On Monday, 9 July 2018 18:07:29 MDT 12345swordy via Digitalmars-d wrote:
> On Monday, 9 July 2018 at 21:25:03 UTC, Jonathan M Davis wrote:
> > On Monday, 9 July 2018 14:30:00 MDT Nick Sabalausky (Abscissa)
> >
> > via Digitalmars-d wrote:
> >> On 07/09/2018 05:24 AM, Basile B. wrote:
> >> > [...]
> >>
> >> Isn't it pretty much standard in most languages for reflection
> >> to bypass access privileges? I seem to remember Java/C# being
> >> that way, but then, it's been a long time.
> >
> > D currently does not. As I understand it, after the access
> > level stuff was last reworked so that private stuff didn't
> > affect function overloading, it was decided that we needed to
> > change it so that it did allow code introspection to examine
> > private symbols (not necessarily to call anything - I'm not
> > sure that that was decided one way or the other), but AFAIK, no
> > work has actually been done towards fixing it. However, given
> > that Andrei has been working on a way to provide type
> > information as a set of structs in order to simplify and
> > standardize accessing it, I expect that fixes for a number of
> > issues related to type introspection will finally end up
> > getting done, because his stuff won't work otherwise.
> >
> > - Jonathan M Davis
>
> Why as a set of structs? Is this set of structs generated at
> compile time or at runtime? Preferably I want them both compile
> time and runtime reflection. (Yes I know there is a library
> regarding runtime reflection, but you have to modfy your classes
> in order to achieve this functionality)

It's primarily compile-time but done with the idea that runtime stuff could
be built on top of it.

Andrei isn't so much looking to add more capabilities to what we can do so
much as make compile-time introspection more user-friendly and better
structured. While you can currently get at all kinds of great introspection
information at compile-time, you have to use a bunch of different traits
from both __traits and std.traits, and you often have to combine them in
non-obvious ways to get what you want. So, he wants to present the type
information as a structs at compile time. That way, you can get the struct
representing a type and ask it about each function, variable, etc. that the
type has by getting the information from that struct instead of reaching for
traits from all over the place. It's still going to use those traits
internally, but it's presenting a more user-friendly interface to get at
them. I expect that as this gets implemented, various pain points in
compile-time introspection will be fixed (e.g. access level issues and
issues related to intrsopecting on templates), but really, this is just a
wrapper around the building blocks that we already have.
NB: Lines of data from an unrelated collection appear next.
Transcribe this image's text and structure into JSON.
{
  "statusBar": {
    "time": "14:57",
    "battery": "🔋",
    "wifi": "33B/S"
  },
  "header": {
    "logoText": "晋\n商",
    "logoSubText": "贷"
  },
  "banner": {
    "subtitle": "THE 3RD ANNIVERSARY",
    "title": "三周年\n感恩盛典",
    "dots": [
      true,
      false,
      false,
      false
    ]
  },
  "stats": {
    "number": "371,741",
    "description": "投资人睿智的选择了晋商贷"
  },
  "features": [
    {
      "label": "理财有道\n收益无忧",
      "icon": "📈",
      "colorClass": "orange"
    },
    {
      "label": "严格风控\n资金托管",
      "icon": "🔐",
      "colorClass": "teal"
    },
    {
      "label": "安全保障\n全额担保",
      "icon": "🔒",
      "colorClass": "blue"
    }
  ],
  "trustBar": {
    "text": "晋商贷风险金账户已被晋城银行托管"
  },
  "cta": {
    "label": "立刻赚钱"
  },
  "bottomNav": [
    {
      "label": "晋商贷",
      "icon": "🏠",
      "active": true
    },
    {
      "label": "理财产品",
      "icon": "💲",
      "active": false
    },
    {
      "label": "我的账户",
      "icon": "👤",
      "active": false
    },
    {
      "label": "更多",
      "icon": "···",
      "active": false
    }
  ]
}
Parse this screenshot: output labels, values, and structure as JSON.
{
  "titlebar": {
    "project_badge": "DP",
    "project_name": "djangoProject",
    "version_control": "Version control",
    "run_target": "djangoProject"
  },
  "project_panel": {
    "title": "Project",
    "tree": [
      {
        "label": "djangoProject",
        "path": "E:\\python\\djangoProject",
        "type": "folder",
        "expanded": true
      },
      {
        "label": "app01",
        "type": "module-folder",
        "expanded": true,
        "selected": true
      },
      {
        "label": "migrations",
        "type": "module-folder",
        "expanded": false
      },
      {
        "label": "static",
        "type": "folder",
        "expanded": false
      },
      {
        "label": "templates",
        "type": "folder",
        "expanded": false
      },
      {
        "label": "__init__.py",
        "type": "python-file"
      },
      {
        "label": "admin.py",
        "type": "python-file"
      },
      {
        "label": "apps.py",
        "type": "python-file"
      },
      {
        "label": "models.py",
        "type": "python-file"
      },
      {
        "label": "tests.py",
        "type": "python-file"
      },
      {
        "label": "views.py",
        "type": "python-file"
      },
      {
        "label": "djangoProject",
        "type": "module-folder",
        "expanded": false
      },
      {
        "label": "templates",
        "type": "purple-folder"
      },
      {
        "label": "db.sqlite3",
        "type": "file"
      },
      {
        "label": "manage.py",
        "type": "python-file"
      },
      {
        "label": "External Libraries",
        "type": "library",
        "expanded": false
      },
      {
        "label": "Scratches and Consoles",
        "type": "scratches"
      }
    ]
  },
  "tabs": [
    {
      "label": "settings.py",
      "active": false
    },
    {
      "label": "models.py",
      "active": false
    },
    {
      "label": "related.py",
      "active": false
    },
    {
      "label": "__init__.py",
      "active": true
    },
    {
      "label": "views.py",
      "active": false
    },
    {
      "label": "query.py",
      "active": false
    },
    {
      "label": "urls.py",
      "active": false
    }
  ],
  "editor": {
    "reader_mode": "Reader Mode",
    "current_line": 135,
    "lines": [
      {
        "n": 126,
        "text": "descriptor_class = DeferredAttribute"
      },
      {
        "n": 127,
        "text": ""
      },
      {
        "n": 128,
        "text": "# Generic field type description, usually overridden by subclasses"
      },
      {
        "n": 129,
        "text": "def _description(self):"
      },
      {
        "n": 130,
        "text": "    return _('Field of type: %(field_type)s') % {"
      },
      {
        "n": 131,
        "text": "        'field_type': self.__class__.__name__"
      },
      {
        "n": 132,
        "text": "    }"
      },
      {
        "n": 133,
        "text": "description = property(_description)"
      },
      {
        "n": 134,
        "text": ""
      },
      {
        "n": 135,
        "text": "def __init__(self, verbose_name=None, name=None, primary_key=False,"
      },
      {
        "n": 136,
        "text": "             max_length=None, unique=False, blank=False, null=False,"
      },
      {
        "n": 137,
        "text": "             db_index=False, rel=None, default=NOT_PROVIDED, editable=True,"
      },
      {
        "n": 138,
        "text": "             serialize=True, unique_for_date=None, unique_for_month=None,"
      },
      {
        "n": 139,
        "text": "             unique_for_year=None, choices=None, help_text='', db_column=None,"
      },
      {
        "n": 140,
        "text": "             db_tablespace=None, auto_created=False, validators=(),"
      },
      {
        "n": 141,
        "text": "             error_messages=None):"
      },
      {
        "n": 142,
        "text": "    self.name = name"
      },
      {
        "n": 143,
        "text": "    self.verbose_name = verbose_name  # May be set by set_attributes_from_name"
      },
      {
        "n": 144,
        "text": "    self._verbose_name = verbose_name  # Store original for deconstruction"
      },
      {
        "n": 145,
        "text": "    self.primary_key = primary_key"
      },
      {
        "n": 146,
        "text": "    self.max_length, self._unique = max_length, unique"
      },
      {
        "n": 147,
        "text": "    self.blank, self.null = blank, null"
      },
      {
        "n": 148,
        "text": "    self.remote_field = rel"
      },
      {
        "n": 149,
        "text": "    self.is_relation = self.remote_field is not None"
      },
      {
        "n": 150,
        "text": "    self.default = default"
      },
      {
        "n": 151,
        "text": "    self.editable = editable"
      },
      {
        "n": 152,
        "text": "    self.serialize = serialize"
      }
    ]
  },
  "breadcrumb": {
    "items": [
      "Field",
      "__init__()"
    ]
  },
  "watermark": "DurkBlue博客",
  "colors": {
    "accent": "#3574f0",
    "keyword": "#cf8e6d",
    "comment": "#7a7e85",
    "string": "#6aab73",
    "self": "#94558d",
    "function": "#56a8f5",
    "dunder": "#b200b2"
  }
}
As for what that means for runtime reflection, it follows the same philosphy
that Andrei has had on this all along in that if you have solid compile-time
introspection, then you can build runtime reflection tools out of it. As the
structs contain data such as strings, they could easily be kept around at
runtime, though something will need to be built on top of that in order to
do much useful at runtime, and it's not at all clear where that's going.
Andrei has clearly thought about it, and it may be that some runtime
reflection capabilities will end up in Phobos alongside the compile-time
stuff, but the focus is on building the compile-time capabilities into
something clean and easy to use, whereas right now, we have something very
powerful but somewhat clunky to use. Once the new compile-time wrappers are
in place, then the question of what can and should be done to better enable
runtime reflection using those tools can be fully explored, but the structs
are being designed so that the information can be made available at runtime.

I suggest that you watch Andrei's dconf talk:

http://dconf.org/2018/talks/alexandrescu.html

It covers this topic at around 40 minutes in, though obviously, I'd suggest
watching the whole thing. He covers several other potentially controversial
changes prior to discussing anything about introspection.